Though senioritis can seem silly, the condition seems to consistently affect seniors each year.

“I heard the Seniors last year talking about Senioritis and I didn’t think it was going to happen, but it is a thing,” said Maggie Halloran, Senior at MHS.

Instead of working in the present, Senioritis makes it so the Seniors are only focusing on the future. Most Seniors already have their plans for next year set in stone, so they tend to put themselves in cruise control.

“It happens because we are going to college and starting a new adventure. I think we are all just so ready to begin our new journey and leave the high school,” said Maura.

But what does it look like from a teacher’s perspective? 12th grade teacher, Pam Cantrell, shared that she thinks Senioritis stinks.

An example of a Seniors grades declining because of Senioritis.

“There is a positive and a negative side of Senioritits. I relate it to when teenagers around 16 or 17 begin to be irritated by the things their parents tell them to do. That’s completely normal. It means they aren’t going to live there forever. Senioritis is similar to that. Seniors are beginning to become irritated with being in the building and they are excited for their next step in life, and I am excited for them,” said Mrs. Cantrell.

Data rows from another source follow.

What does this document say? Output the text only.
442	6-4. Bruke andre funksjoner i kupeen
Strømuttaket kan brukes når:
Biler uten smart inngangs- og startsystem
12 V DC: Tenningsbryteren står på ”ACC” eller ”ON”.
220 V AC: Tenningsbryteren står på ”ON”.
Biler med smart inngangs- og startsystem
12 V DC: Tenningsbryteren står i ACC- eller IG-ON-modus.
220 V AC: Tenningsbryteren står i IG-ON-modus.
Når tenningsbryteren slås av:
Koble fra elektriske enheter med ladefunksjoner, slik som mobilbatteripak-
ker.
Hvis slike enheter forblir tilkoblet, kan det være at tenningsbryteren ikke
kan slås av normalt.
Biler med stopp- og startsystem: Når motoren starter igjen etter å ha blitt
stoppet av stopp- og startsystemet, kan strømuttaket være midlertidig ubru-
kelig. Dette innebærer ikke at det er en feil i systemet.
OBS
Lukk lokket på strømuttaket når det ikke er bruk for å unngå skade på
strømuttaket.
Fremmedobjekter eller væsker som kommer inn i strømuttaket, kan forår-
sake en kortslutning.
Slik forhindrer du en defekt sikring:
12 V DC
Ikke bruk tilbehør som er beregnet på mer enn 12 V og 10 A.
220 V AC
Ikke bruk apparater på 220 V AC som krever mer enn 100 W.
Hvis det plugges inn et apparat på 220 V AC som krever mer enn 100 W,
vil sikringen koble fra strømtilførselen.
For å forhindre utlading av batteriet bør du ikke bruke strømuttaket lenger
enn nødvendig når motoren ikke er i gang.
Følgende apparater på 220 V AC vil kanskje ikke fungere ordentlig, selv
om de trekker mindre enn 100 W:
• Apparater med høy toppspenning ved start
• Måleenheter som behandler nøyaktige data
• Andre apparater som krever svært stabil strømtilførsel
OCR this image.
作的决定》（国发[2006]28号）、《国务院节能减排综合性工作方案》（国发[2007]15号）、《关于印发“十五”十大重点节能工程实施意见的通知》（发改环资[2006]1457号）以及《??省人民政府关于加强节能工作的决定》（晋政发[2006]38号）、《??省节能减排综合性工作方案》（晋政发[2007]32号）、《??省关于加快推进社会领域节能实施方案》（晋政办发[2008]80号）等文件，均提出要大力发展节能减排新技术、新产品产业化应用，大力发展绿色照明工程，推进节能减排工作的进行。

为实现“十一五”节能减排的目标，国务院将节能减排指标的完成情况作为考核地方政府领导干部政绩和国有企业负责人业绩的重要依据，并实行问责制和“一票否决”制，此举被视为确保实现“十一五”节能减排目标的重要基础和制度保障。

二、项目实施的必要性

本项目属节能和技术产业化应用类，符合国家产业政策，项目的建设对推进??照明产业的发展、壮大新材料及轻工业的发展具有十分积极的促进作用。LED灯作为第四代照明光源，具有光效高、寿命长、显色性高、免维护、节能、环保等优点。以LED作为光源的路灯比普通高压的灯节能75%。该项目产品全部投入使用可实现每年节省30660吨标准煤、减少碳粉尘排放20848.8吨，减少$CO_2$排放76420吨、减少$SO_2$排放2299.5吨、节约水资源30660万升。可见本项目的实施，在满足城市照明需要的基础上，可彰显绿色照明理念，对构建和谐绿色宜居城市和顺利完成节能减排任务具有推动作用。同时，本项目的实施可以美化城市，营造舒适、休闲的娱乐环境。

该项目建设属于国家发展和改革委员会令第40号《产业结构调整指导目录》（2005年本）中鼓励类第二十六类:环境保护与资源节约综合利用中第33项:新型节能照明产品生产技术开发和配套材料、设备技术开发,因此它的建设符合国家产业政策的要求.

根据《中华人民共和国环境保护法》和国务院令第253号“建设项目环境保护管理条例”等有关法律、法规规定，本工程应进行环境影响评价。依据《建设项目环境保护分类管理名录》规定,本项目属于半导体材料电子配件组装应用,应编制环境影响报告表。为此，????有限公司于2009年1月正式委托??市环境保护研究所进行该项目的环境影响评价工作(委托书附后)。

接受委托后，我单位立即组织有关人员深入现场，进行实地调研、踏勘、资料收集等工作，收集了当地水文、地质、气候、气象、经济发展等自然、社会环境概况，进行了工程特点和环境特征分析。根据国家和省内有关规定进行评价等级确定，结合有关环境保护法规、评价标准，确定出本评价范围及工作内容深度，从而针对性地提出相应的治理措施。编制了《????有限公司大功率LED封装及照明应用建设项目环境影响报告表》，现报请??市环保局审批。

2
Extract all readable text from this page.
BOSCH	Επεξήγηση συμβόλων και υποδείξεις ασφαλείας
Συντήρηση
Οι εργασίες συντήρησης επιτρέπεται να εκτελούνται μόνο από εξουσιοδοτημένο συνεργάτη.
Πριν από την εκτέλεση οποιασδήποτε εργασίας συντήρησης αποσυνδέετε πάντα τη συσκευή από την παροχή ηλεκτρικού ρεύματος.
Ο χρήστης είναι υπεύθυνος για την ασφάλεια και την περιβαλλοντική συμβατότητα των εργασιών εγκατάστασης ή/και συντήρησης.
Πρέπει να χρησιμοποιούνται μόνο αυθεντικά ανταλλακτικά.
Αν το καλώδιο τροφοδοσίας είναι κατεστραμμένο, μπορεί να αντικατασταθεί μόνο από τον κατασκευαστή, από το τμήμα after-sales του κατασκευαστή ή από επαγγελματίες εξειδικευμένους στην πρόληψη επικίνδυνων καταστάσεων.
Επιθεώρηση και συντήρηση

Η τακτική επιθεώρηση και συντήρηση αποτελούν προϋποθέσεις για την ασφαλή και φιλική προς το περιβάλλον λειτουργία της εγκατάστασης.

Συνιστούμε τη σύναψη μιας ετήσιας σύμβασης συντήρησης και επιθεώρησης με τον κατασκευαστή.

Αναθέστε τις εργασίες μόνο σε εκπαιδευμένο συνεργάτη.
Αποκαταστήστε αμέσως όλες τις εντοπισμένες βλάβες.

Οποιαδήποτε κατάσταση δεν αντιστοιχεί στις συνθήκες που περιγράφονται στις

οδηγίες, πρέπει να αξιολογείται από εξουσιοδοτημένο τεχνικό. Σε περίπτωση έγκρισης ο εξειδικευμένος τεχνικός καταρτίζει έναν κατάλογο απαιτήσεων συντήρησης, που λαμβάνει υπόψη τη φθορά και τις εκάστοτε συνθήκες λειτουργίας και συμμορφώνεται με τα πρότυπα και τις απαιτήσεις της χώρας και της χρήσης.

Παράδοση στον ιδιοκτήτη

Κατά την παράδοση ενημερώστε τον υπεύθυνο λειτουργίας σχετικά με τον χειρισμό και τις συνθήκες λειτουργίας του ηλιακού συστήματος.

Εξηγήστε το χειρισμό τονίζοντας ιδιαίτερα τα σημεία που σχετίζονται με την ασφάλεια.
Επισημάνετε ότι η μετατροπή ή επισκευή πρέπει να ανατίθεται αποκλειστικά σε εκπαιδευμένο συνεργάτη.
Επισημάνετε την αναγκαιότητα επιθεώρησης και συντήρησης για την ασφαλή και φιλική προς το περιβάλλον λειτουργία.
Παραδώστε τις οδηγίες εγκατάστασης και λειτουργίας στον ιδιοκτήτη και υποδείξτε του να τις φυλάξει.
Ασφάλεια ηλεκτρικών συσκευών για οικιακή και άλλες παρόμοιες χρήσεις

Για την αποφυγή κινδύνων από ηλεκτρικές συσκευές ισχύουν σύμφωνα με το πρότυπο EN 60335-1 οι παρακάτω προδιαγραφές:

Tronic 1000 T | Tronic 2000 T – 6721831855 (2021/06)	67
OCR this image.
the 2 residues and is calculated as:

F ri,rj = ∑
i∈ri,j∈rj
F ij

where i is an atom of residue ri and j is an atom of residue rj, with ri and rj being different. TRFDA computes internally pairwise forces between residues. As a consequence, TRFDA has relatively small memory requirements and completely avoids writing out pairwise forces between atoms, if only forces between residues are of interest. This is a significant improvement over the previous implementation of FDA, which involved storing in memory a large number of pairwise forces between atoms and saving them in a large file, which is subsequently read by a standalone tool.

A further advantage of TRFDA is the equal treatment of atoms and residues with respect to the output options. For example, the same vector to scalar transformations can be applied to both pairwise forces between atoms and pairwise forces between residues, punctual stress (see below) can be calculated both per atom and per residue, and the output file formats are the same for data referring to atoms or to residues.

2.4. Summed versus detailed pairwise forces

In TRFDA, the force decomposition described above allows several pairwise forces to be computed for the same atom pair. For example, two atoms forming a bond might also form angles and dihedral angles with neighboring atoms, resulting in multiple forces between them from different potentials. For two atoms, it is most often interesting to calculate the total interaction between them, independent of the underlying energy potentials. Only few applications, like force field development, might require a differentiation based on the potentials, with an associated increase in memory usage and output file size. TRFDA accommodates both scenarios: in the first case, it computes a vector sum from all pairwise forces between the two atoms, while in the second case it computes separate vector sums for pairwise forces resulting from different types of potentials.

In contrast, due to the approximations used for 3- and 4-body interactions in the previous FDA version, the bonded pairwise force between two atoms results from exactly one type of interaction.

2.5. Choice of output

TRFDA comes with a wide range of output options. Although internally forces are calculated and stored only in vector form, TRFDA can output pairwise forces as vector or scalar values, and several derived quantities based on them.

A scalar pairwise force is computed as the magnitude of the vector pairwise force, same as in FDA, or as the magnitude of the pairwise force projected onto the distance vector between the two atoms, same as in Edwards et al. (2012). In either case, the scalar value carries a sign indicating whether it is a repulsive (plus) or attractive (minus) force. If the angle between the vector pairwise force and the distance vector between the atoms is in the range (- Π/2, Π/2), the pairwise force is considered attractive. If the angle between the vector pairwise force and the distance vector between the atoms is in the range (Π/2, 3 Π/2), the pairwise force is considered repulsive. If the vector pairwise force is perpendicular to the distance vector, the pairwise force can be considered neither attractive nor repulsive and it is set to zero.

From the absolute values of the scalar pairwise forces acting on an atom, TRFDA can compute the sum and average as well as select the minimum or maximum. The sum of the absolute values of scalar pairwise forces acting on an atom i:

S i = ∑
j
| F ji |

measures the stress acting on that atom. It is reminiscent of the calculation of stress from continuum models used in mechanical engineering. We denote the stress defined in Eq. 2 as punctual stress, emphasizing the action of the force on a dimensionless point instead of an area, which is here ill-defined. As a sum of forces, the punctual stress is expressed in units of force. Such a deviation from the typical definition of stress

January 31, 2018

“The part that stinks is attendance slides, attention to detail on assignment slides, and sometimes assignments don’t even get turned in at all,” said Mrs. Cantrell.

Something that helps Mrs. Cantrell notice Senioritis in her students, is the fact that she teaches multiple grades. Overseeing multiple grades helps her identify the decline in motivation, and think of solutions for her senior students.

“That’s the good thing about teaching both 10th and 12th grade. I see most of my students more than once in their high school setting. This helps me know what they are capable of and I have a certain expectation as to how they should have grown,” said Mrs. Cantrell. “When I see that the quality of their work is not up to what I’m used to for that student, it’s a red flag.”

Mrs. Cantrell shared that she would hate it if her last experience with a student was a negative one. Every Senior’s experience is different, and some teachers have to resort to extreme measures. Mrs. Cantrell’s goal is to get all of her Seniors to graduate.

“The thing I find myself saying a lot is, ‘I know I may sound crabby right now, but I want to hear your name in May,” said Mrs. Cantrell.

To meet this goal, Mrs. Cantrell has different ways that she helps her students overcome Senioritis.

“I try to make assignments a little more flexible, and I also try to treat them like the young adults that they are,” said Mrs. Cantrell.

At the end of the day though, Seniors need to find ways to overcome the lack of motivation, because Powerschool will continue to be populated with grades.

“I think knowing that graduation is soon is what keeps me going,” said Maura.

As good as planning for the future, maybe don’t let Senioritis interfere with the end goal of high school – graduation.